De um lado, recusar a abordagem linear segundo a qual os direitos humanos se manifestam por etapas, como se fossem um suceder de gerações, em espiral evolutiva,  de cujo evolver naturalizado derivassem os direitos individuais, civis e políticos, seguidos dos direitos econômicos, sociais e culturais. Em vez disso, buscar conferir os processos ou as dimensões, designadas num cotidiano de afirmação e de reconhecimento, do qual emergem de modo indivisível, interdependente e integralizados os direitos humanos, manifestados ontologicamente na realidade instituinte e deontologicamente, abrigados num plano de garantias institucionalizado.

De outra parte, rastrear a emergência dos direitos humanos como projeto de sociedade. Vale dizer, na consideração de que não se realizam enquanto expectativas de indivíduos, senão em perspectiva de coletividade, como tarefa cuja concretização se dá em ação de conjunto.

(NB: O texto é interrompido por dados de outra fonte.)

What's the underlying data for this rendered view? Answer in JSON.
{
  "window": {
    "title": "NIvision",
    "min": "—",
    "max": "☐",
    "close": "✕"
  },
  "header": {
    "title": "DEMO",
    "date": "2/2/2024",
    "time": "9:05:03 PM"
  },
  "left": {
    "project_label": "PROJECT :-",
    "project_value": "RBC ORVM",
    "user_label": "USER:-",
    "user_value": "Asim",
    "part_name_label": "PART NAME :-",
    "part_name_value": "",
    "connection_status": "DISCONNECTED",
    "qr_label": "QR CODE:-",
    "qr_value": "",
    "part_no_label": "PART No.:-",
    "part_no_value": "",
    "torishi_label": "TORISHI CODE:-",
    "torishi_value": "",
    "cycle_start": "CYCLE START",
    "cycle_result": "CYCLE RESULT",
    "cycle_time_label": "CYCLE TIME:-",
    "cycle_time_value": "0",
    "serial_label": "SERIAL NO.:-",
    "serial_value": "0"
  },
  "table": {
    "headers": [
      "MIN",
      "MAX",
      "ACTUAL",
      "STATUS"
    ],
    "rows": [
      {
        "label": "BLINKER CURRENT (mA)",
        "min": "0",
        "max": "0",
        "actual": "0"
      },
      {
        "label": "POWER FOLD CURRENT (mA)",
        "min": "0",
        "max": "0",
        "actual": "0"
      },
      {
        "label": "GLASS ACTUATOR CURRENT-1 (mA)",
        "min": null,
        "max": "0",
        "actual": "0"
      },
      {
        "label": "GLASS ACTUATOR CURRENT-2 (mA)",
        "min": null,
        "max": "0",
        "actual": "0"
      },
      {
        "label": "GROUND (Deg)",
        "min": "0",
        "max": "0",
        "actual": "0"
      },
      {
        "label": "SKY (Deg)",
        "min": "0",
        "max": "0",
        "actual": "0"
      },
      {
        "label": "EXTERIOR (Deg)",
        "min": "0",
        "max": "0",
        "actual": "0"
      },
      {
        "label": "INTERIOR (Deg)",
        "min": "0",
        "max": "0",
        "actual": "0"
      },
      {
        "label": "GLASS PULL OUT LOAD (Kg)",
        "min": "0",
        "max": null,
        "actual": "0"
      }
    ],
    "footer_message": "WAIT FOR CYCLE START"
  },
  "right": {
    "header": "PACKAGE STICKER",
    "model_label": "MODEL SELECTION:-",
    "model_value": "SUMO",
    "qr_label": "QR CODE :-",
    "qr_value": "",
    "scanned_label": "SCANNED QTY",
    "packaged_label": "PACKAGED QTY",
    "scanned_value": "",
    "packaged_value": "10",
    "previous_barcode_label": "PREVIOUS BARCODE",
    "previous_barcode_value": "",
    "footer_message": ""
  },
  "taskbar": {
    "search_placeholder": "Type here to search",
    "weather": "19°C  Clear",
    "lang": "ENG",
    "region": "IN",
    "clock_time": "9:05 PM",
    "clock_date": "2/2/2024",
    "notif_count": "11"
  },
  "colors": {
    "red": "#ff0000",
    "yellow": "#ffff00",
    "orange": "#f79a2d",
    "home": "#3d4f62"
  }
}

Assim sendo, partimos do debate conceitual dos direitos humanos, para esboçar o panorama do cenário internacional e de sua emergência histórica, no mundo e no Brasil. Para, desse modo, articular o seu percurso no contexto da conquista da democracia, assim designada enquanto protagonismo de movimentos sociais, ao mesmo tempo sujeitos de afirmação e de aquisição dos direitos humanos. Em relevo, pois, a historicidade latino-americana para acentuar a singularidade da questão pós-colonial forte na caracterização de um modo de desenvolvimento que abra ensejo para um constitucionalismo “Achado na Rua”. Problematiza-se, em conseqüência, os modos de conhecer e de realizar os direitos humanos, em razão das lutas para o seu reconhecimento, a partir das quais se constituem como núcleo da expansão política da justiça e condição de legitimação das formas de articulação do poder e de distribuição equitativa dos bens e valores socialmente produzidos”.

Em suma, compreender os direitos humanos dentro de “um programa que dá conteúdo ao protagonismo humanista, conquanto orienta projetos de vida e percursos emancipatórios que levam à formulação de projetos de sociedade para instaurar espaços recriados pelas lutas sociais pela dignidade”.

 

 

 

 

 

 

José Geraldo de Sousa Junior é Articulista do Estado de Direito, possui graduação em Ciências Jurídicas e Sociais pela Associação de Ensino Unificado do Distrito Federal (1973), mestrado em Direito pela Universidade de Brasília (1981) e doutorado em Direito (Direito, Estado e Constituição) pela Faculdade de Direito da UnB (2008). Ex- Reitor da Universidade de Brasília, período 2008-2012, é Membro de Associação Corporativa – Ordem dos Advogados do Brasil,  Professor Titular, da Universidade de Brasília,  Coordenador do Projeto O Direito Achado na Rua.